In Watts v. State, 53 Ala. App. 518, 301 So. 2d 280 (1974) *119 the jury selection commenced with 36 qualified veniremen; 14 were black. In the process of striking the jury, appellant-defendant, through his counsel, struck 2 of the Blacks and the state struck the other 12. After the jury was selected, appellant invited the attention of the court to the fact that the jury was then all white and requested that there be at least one black juror. The court denied the request. On appeal, that court's action was affirmed, with the court stating at page 522:

The presumption in any particular case must be that the prosecutor is using the State's challenges to obtain a fair and impartial jury to try the case before the court. The presumption is not overcome and the prosecutor therefore subjected to examination by allegations that in the case at hand all Negroes were removed from the jury or that they were removed because they were Negroes. Any other result, we think, would establish a rule wholly at odds with the peremptory challenge system as we know it. Hence the motion to strike the trial jury was properly denied in this case."

Other cases in accord: People v. Redwine, 50 Mich. App. 593, 213 N.W.2d 841 (1973) (held a prosecutor's use of peremptory challenges to excuse all Blacks from jury did not deny defendant due process or trial by an impartial jury, even though the community was made up of 13.5 percent black people); Commonwealth v. Mitchell, ___ Mass. ___, 326 N.E.2d 6 (1975) (held Commonwealth's peremptory challenge of potential black jurors and absence of Blacks on jury did not warrant determination that defendant was denied a trial by an impartial jury); Jackson v. Hopper, 232 Ga. 419, 207 S.E.2d 58 (1974) (held prosecutor's striking all potential black jurors for particular trial did not deny defendant equal protection); State v. Arceneaux, ___ La. ___, 302 So. 2d 1 (1974) (held presence of only one Black because state exercised its peremptory challenges against other Blacks, absent showing of systematic exclusion of Blacks from jury, is not subject to review).

It is clear that appellant has failed to make the required showing of a systematic removal by the prosecutor of Spanish-surnamed *120 veniremen from juries empaneled to hear cases against Mexican-Americans. The record only discloses the use of three peremptory challenges in this single instance. We do not think it proper that we should examine the prosecutor's motives which would have the effect of converting a peremptory challenge into a challenge for cause.

The court's challenged instruction No. 23A on self-defense was based on RCW 9.48.170. The instruction read:

Assault is justifiable when committed in the lawful defense of the defendant or of any other person in his presence or company, when there is reasonable ground by the defendant to apprehend a design on the part of the person assaulted to commit a felony, or to do some great personal injury to the defendant, or to any such person in his presence, and there is imminent danger of such design being accomplished.

This instruction is correct under the facts of this case.

We conclude, therefore, that the court's instruction on the issue of self-defense being based on the statute was correct.

Instruction No. 9 set forth the facts, all of which the jury must find in order to convict the defendant, Trinidad Salinas, of assault in the second degree.

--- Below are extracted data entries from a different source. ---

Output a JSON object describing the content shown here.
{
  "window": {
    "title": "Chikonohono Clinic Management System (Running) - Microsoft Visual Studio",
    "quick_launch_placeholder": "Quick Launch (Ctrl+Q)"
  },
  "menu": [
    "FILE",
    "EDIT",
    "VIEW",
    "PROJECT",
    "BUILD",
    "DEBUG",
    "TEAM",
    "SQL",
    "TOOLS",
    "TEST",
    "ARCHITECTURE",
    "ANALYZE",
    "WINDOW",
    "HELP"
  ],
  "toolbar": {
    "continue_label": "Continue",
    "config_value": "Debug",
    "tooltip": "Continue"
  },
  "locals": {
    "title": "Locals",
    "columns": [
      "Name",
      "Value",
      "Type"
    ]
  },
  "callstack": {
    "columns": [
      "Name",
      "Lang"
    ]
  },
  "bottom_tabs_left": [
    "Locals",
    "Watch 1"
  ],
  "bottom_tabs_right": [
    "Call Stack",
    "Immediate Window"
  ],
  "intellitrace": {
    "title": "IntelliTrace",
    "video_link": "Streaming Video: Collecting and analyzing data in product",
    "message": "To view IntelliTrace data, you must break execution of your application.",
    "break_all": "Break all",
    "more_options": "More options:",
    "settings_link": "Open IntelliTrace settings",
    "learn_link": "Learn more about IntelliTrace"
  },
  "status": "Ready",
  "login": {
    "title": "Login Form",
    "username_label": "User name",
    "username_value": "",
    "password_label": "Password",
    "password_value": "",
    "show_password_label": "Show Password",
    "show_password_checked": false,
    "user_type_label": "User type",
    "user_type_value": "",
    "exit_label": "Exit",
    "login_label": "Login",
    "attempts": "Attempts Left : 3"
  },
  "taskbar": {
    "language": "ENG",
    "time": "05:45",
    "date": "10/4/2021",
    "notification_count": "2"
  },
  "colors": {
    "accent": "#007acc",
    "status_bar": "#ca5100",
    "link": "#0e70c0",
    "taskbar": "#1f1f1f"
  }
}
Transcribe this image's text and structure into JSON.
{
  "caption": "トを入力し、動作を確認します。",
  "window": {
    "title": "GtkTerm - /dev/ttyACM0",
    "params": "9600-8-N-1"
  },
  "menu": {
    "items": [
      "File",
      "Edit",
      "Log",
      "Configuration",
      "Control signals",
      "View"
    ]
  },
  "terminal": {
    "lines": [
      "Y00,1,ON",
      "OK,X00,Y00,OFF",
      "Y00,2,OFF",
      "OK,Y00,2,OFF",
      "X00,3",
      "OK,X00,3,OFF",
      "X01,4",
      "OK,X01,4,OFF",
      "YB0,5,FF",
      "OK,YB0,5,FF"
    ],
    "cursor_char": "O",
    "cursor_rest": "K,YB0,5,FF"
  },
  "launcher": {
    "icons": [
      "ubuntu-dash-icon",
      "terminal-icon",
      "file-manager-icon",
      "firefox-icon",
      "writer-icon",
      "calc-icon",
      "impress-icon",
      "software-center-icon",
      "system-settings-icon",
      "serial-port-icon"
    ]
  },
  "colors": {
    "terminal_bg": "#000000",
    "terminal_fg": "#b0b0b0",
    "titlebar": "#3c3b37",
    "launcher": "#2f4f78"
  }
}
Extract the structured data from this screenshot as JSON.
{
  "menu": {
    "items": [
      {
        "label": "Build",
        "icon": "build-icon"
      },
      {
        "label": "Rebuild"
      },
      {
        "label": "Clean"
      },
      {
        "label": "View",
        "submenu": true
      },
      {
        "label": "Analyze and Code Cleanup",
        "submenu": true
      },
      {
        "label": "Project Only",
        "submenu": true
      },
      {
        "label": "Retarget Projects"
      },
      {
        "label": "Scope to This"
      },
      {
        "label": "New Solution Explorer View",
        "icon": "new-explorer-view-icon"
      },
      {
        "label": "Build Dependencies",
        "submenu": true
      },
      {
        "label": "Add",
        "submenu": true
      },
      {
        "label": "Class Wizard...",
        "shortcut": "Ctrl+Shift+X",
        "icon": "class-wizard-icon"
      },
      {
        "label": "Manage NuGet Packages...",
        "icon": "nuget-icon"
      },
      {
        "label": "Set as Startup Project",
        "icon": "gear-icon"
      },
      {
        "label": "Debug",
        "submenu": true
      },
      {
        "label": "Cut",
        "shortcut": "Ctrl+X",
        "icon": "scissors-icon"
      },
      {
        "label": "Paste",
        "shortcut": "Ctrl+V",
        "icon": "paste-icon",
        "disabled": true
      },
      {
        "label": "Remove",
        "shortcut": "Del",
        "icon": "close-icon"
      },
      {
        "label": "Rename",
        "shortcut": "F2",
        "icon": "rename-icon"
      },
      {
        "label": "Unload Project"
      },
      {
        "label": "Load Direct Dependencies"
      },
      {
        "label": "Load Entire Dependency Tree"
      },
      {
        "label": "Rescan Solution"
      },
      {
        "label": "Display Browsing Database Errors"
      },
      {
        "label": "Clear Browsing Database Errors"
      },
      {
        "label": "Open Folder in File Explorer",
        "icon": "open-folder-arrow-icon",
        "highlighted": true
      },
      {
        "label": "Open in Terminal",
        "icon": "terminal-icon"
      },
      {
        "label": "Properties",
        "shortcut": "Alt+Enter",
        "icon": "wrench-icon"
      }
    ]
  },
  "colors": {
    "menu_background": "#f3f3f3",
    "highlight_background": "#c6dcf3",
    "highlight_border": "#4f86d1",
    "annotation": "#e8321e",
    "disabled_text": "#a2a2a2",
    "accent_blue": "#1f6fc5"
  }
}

Instruction No. 9 read:

You are instructed that if you find from the evidence, beyond a reasonable doubt, all of the following alleged facts, you will find the defendant, TRINIDAD SALINAS, guilty of the crime of assault in the second degree, as charged in the Information. 1. That on or about the 8th day of May, 1974, the defendant, TRINIDAD SALINAS, did knowingly, willfully and feloniously assault another, to-wit: a Granger Police Officer. 2. That the defendant did inflict grievous bodily harm upon the said Granger Police Officer; 3. That such assault occurred within Yakima County, Washington. But if, after a careful consideration of all the evidence, you have a reasonable doubt as to the existence of any or all of the alleged facts, it would be your duty to find the *121 defendant, TRINIDAD SALINAS, not guilty of the crime of assault in the second degree.

[3] Appellant contends that the infliction of welts and gashes upon the skin as a matter of law does not constitute "grievous bodily harm." We disagree. Instruction No. 11 defined grievous bodily harm.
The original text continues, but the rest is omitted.